Governor Kristi Noem (R-SD) was just as critical as Ocasio-Cortez, except for the opposite reason.

“South Dakota will not allow this [federal regulation] to stand,” Noem tweeted. “Only girls will play girls’ sports … President Biden, we’ll see you in Court.”

South Dakota is one of 20 states that has banned transgender students from participating in sports consistent with their gender identity. Although the DOE’s proposed regulation permits bans that are justified under a criteria-based test, bans for some sports would likely fail such a test. If a state nonetheless claimed that bans for all sports were justified, excluded athletes could sue, arguing a violation of Title IX’s new regulation.

Judges, rather than the president or governors, will likely have the final say on transgender athletes’ eligibility.

Working in Biden’s favor is the history of administrations interpreting Title IX differently. Under the administrations of Presidents Obama, Trump and Biden, the DOE has employed the rulemaking process to change important due process protections for students accused of violating Title IX and for standards for guilt. This has led to different rights for the accused based on who happens to be president, with Biden’s final changes expected to become public next month.

Courts have historically held a limited role in reviewing agency action. Under federal law and precedent, judges are expected to review agency rulemaking with deference.

But that deference has recently ebbed.

Last year, in West Virginia v. Environmental Protection Agency, the Supreme Court promoted what has been called the “major questions doctrine.” Under it, courts are expected to scrutinize agencies in cases of major significance and demand those agencies cite specific language from Congress that authorizes the agency to act.

Here, the DOE’s interpretation of Title IX for transgender athletes could be challenged as exceeding Title IX’s language.

States (or impacted athletes) could also mount a challenge by emphasizing that sports at the youth and amateur levels are largely overseen by state and local bodies. For many years, states’ athletic associations have played a crucial role in developing sport-specific eligibility and safety rules. They have also determined permissible circumstances for athletic eligibility for transfer students.

That’s not to say the federal government has played no role. The Ted Stevens Olympic and Amateur Sports Act, for example, authorized bodies that oversee individual sports. But as the ongoing debate over a federal NIL law reveals, Congress has historically steered clear of telling states how to handle sports—especially when those sports are connected to education, which is primarily under state and local control.

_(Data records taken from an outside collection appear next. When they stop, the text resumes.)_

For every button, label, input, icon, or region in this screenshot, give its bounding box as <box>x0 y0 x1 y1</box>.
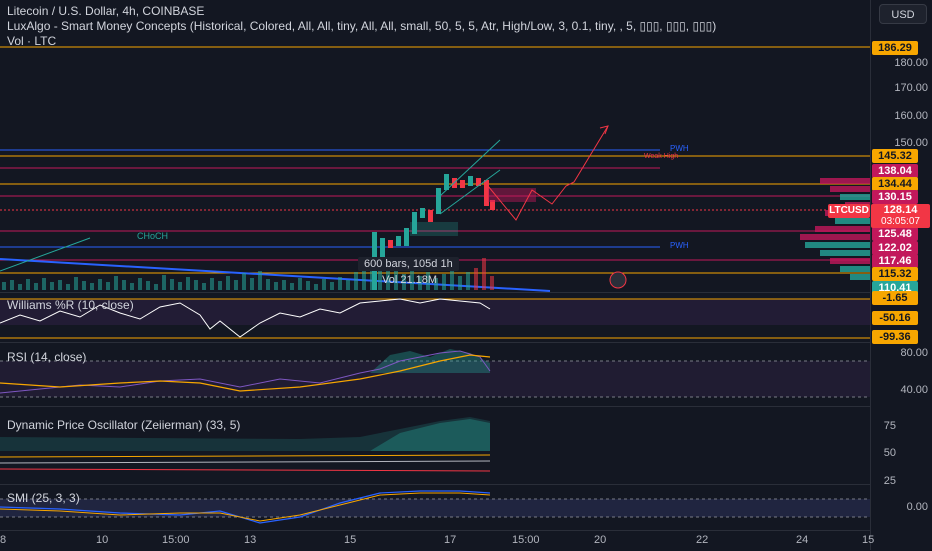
rsi-pane[interactable] <box>0 343 870 406</box>
pwh-mid-label: PWH <box>670 241 689 250</box>
price-level-tag: 138.04 <box>872 164 918 178</box>
price-level-tag: 122.02 <box>872 241 918 255</box>
smi-pane[interactable] <box>0 485 870 530</box>
dpo-tick: 25 <box>883 475 896 487</box>
volume-bars <box>2 262 470 290</box>
projection-path <box>487 125 609 221</box>
time-axis[interactable]: 8 10 15:00 13 15 17 15:00 20 22 24 15 <box>0 530 874 551</box>
dpo-tick: 50 <box>883 447 896 459</box>
choch-label: CHoCH <box>137 231 169 241</box>
pane-separator[interactable] <box>0 292 870 293</box>
channel-lower <box>439 169 501 215</box>
current-price-tag: 128.14 03:05:07 <box>871 204 930 228</box>
countdown: 03:05:07 <box>881 216 920 227</box>
trendline-green <box>0 237 91 272</box>
economic-event-icon <box>609 271 627 289</box>
price-level-tag: 115.32 <box>872 267 918 281</box>
price-level-tag: 145.32 <box>872 149 918 163</box>
rsi-title[interactable]: RSI (14, close) <box>7 350 87 364</box>
currency-button[interactable]: USD <box>879 4 927 24</box>
time-tick: 15 <box>862 534 875 546</box>
smi-title[interactable]: SMI (25, 3, 3) <box>7 491 80 505</box>
price-axis[interactable]: USD 180.00 170.00 160.00 150.00 186.29 14… <box>870 0 932 550</box>
weak-high-label: Weak High <box>644 153 679 160</box>
price-tick: 180.00 <box>894 57 928 69</box>
time-tick: 22 <box>696 534 709 546</box>
channel-upper <box>439 139 501 197</box>
price-level-tag: 186.29 <box>872 41 918 55</box>
indicator-legend[interactable]: LuxAlgo - Smart Money Concepts (Historic… <box>7 19 717 33</box>
pane-separator[interactable] <box>0 406 870 407</box>
current-price: 128.14 <box>883 204 918 216</box>
rsi-tick: 80.00 <box>900 347 928 359</box>
volume-legend[interactable]: Vol · LTC <box>7 34 57 48</box>
pane-separator[interactable] <box>0 484 870 485</box>
time-tick: 15:00 <box>512 534 540 546</box>
projection-arrowhead <box>599 125 609 135</box>
time-tick: 13 <box>244 534 257 546</box>
price-tick: 160.00 <box>894 110 928 122</box>
dpo-title[interactable]: Dynamic Price Oscillator (Zeiierman) (33… <box>7 418 241 432</box>
time-tick: 17 <box>444 534 457 546</box>
bars-range-tooltip: 600 bars, 105d 1h <box>358 257 459 271</box>
time-tick: 24 <box>796 534 809 546</box>
price-tick: 170.00 <box>894 82 928 94</box>
time-tick: 8 <box>0 534 7 546</box>
dpo-tick: 75 <box>883 420 896 432</box>
dpo-pane[interactable] <box>0 407 870 484</box>
williams-title[interactable]: Williams %R (10, close) <box>7 298 134 312</box>
price-level-tag: 125.48 <box>872 227 918 241</box>
chart-area[interactable]: PWH Weak High PWH CHoCH 600 bars, 105d 1… <box>0 0 870 538</box>
williams-level-tag: -50.16 <box>872 311 918 325</box>
pane-separator[interactable] <box>0 342 870 343</box>
supply-zone <box>488 188 536 202</box>
smi-tick: 0.00 <box>906 501 928 513</box>
williams-pane[interactable] <box>0 293 870 342</box>
time-tick: 20 <box>594 534 607 546</box>
symbol-badge[interactable]: LTCUSD <box>828 204 870 218</box>
price-level-tag: 130.15 <box>872 190 918 204</box>
price-tick: 150.00 <box>894 137 928 149</box>
williams-level-tag: -99.36 <box>872 330 918 344</box>
demand-zone <box>410 222 458 236</box>
volume-readout: Vol 21.18M <box>382 274 438 286</box>
time-tick: 15:00 <box>162 534 190 546</box>
symbol-legend[interactable]: Litecoin / U.S. Dollar, 4h, COINBASE <box>7 4 205 18</box>
time-tick: 10 <box>96 534 109 546</box>
time-tick: 15 <box>344 534 357 546</box>
volume-profile <box>800 178 870 280</box>
price-level-tag: 117.46 <box>872 254 918 268</box>
pwh-top-label: PWH <box>670 144 689 153</box>
williams-level-tag: -1.65 <box>872 291 918 305</box>
price-level-tag: 134.44 <box>872 177 918 191</box>
rsi-tick: 40.00 <box>900 384 928 396</box>
chart-canvas[interactable] <box>0 0 870 538</box>
volume-bars-red <box>474 258 494 290</box>
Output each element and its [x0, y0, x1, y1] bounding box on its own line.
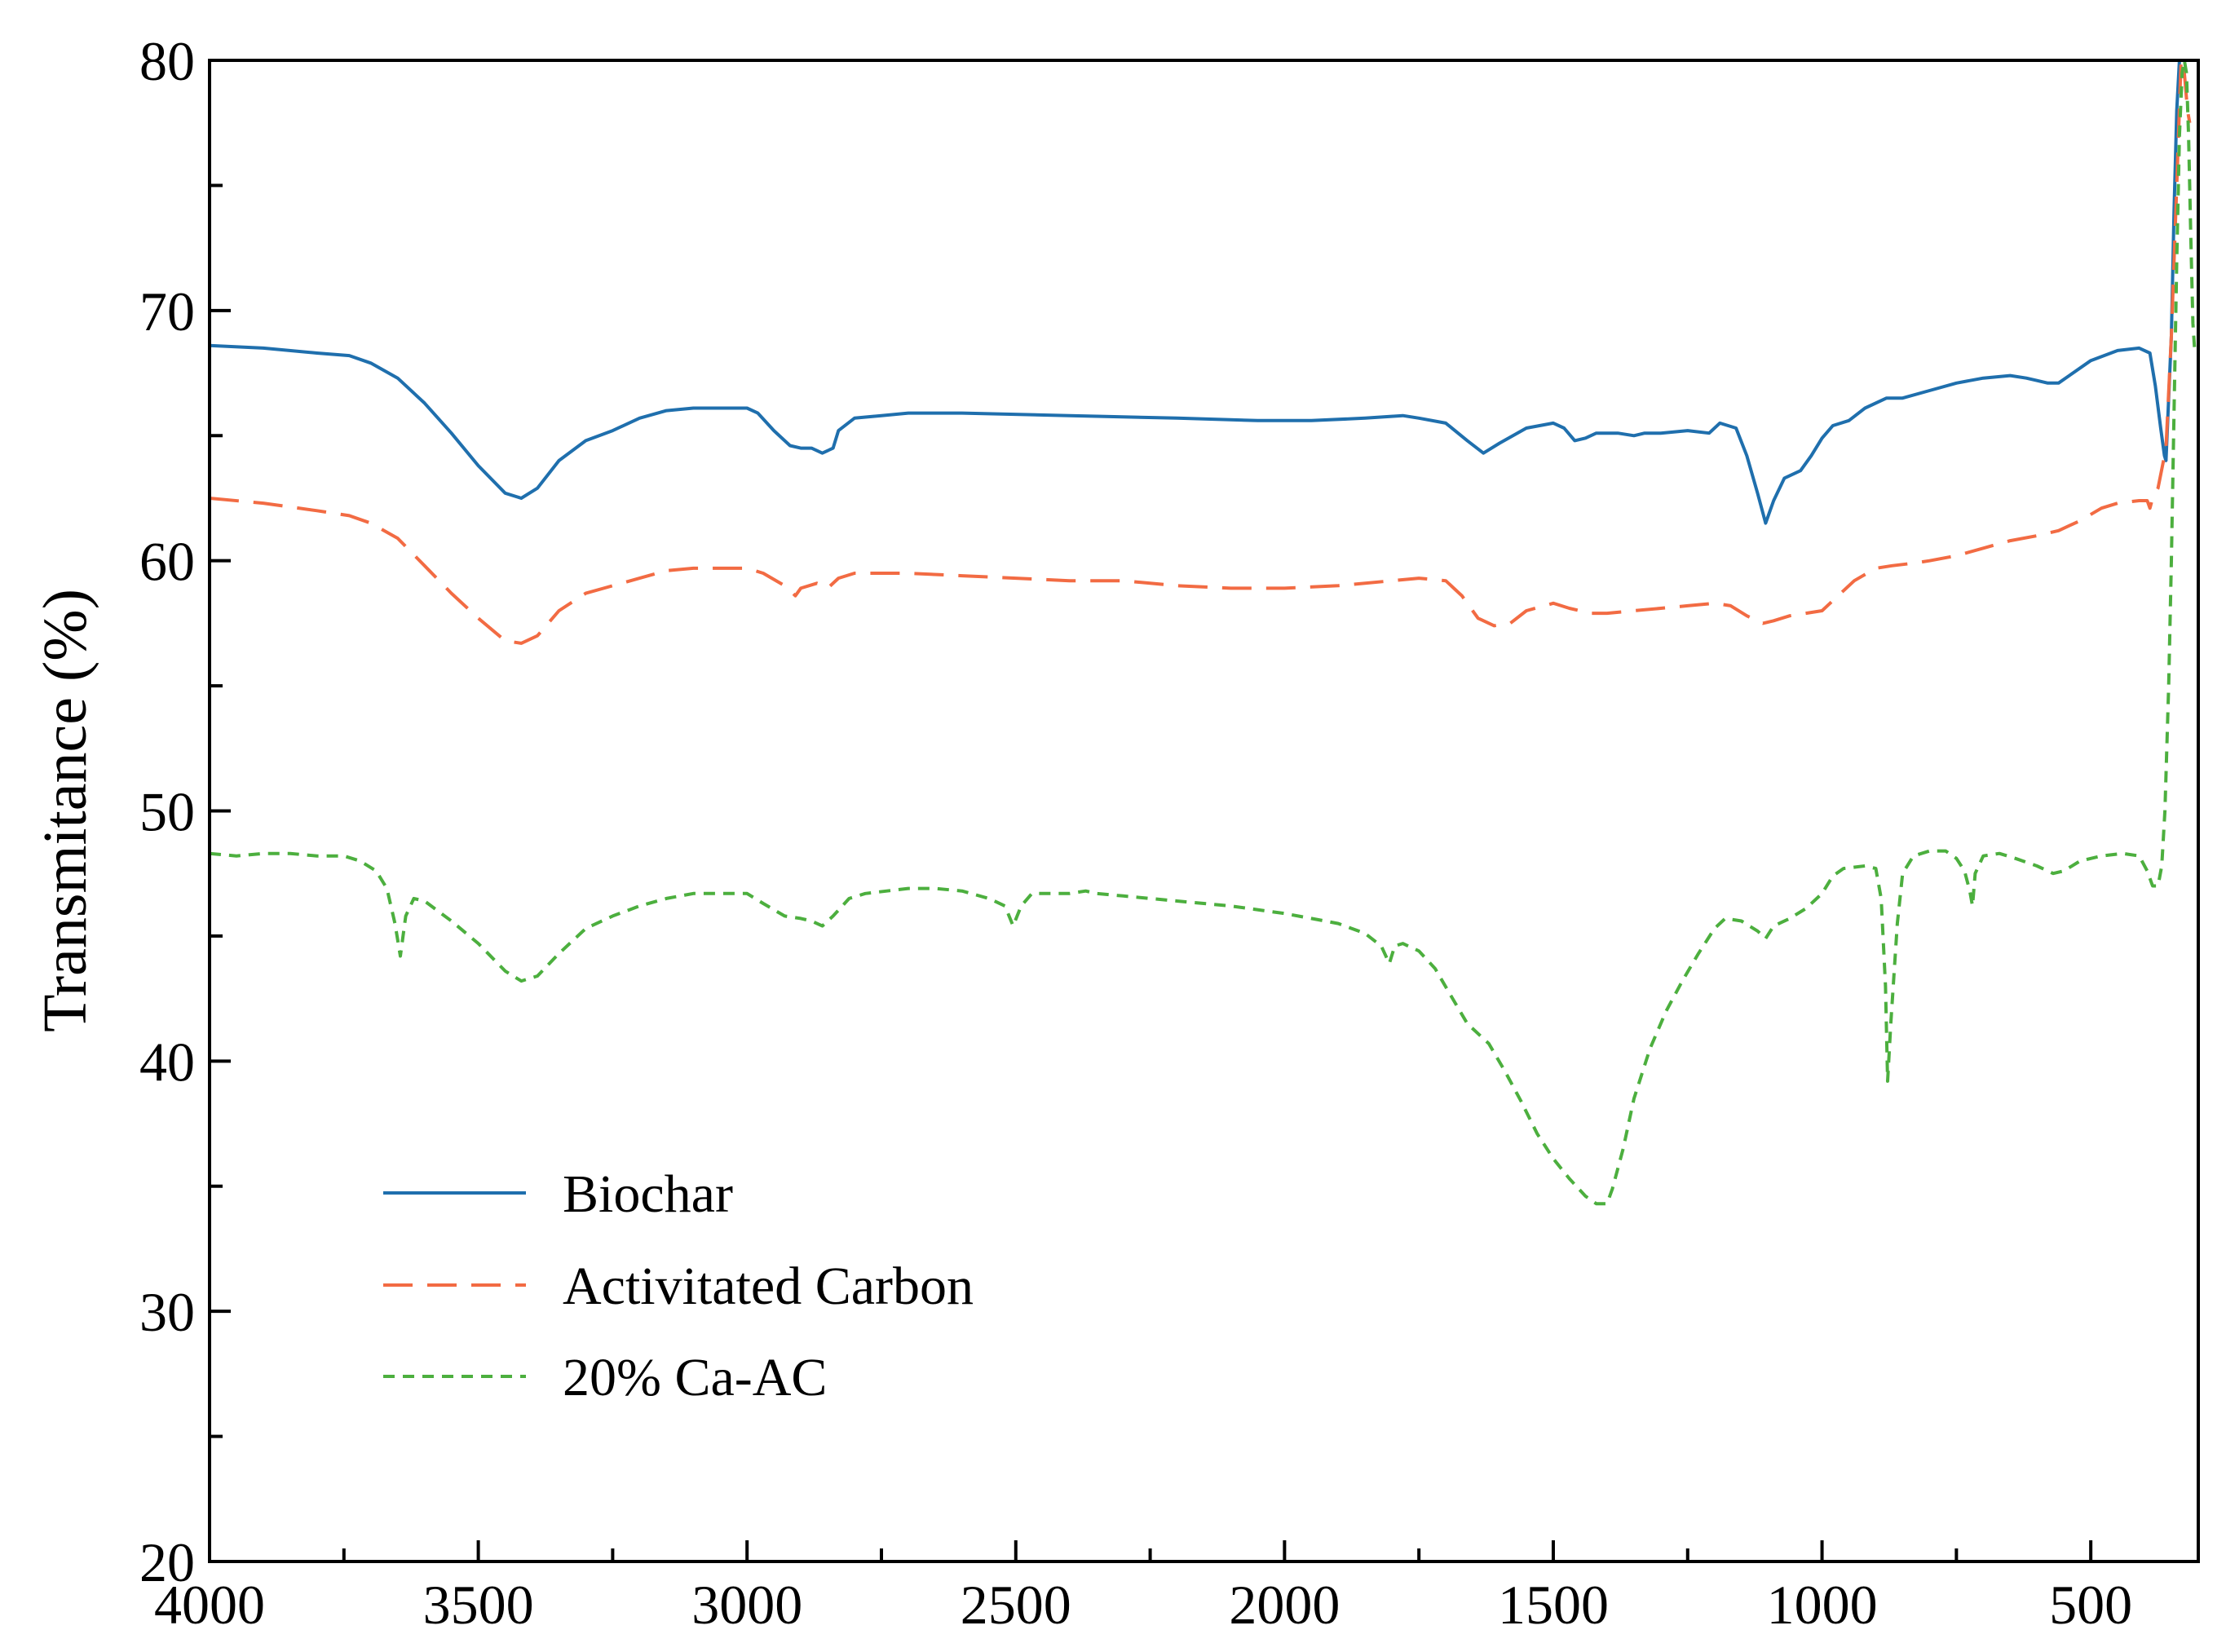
y-axis-title: Transmitance (%) [31, 589, 99, 1032]
series-line-0 [210, 60, 2181, 525]
x-tick-label: 3000 [691, 1574, 802, 1636]
series-line-2 [210, 60, 2197, 1206]
plot-frame [208, 59, 2200, 1563]
y-tick-label: 20 [139, 1531, 195, 1593]
x-tick-label: 4000 [154, 1574, 265, 1636]
series-line-1 [210, 60, 2192, 645]
legend-label-2: 20% Ca-AC [563, 1348, 827, 1407]
x-tick-label: 1500 [1498, 1574, 1609, 1636]
series-layer [210, 60, 2197, 1206]
legend-label-0: Biochar [563, 1164, 733, 1224]
y-tick-label: 80 [139, 30, 195, 92]
y-tick-label: 30 [139, 1281, 195, 1343]
x-tick-label: 3500 [423, 1574, 534, 1636]
x-tick-label: 2000 [1229, 1574, 1340, 1636]
y-tick-label: 50 [139, 781, 195, 843]
ticks-layer: 4000 3500 3000 2500 2000 1500 1000 500 20 30 40 50 6… [139, 30, 2132, 1636]
x-tick-label: 2500 [961, 1574, 1071, 1636]
y-tick-label: 40 [139, 1031, 195, 1093]
x-tick-label: 1000 [1767, 1574, 1878, 1636]
y-tick-label: 60 [139, 531, 195, 593]
x-tick-label: 500 [2049, 1574, 2132, 1636]
legend: Biochar Activitated Carbon 20% Ca-AC [383, 1164, 974, 1407]
legend-label-1: Activitated Carbon [563, 1257, 974, 1316]
y-tick-label: 70 [139, 280, 195, 342]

To that end, states could argue that the DOE has exceeded its legal authority in preventing them from enforcing eligibility rules for transgender athletes. In response, the DOE would likely insist that its proposed regulation regards fundamental civil rights and constitutionally guaranteed equal protections that states and local bodies can’t suppress.

In what might serve as a preview of what to expect, Justice Samuel Alito on Thursday wrote a dissent in a case involving a 12-year-old transgender girl from West Virginia who wishes to run on her school’s cross-country and track teams. Most of the justices, without explanation, denied an application from West Virginia to vacate an injunction of a state law that bars her from participating. Alito, along with Justice Clarence Thomas, dissented.

“This application,” Alito wrote, “concerns an important issue that this Court is likely to be required to address in the near future, namely, whether either [Title IX or the Equal Protection Clause] prohibits a state from restricting participation in women’s or girls’ sports based on genes or physiological or anatomical characteristics.”

Alito’s prediction of the Supreme Court ultimately deciding this topic is likely correct.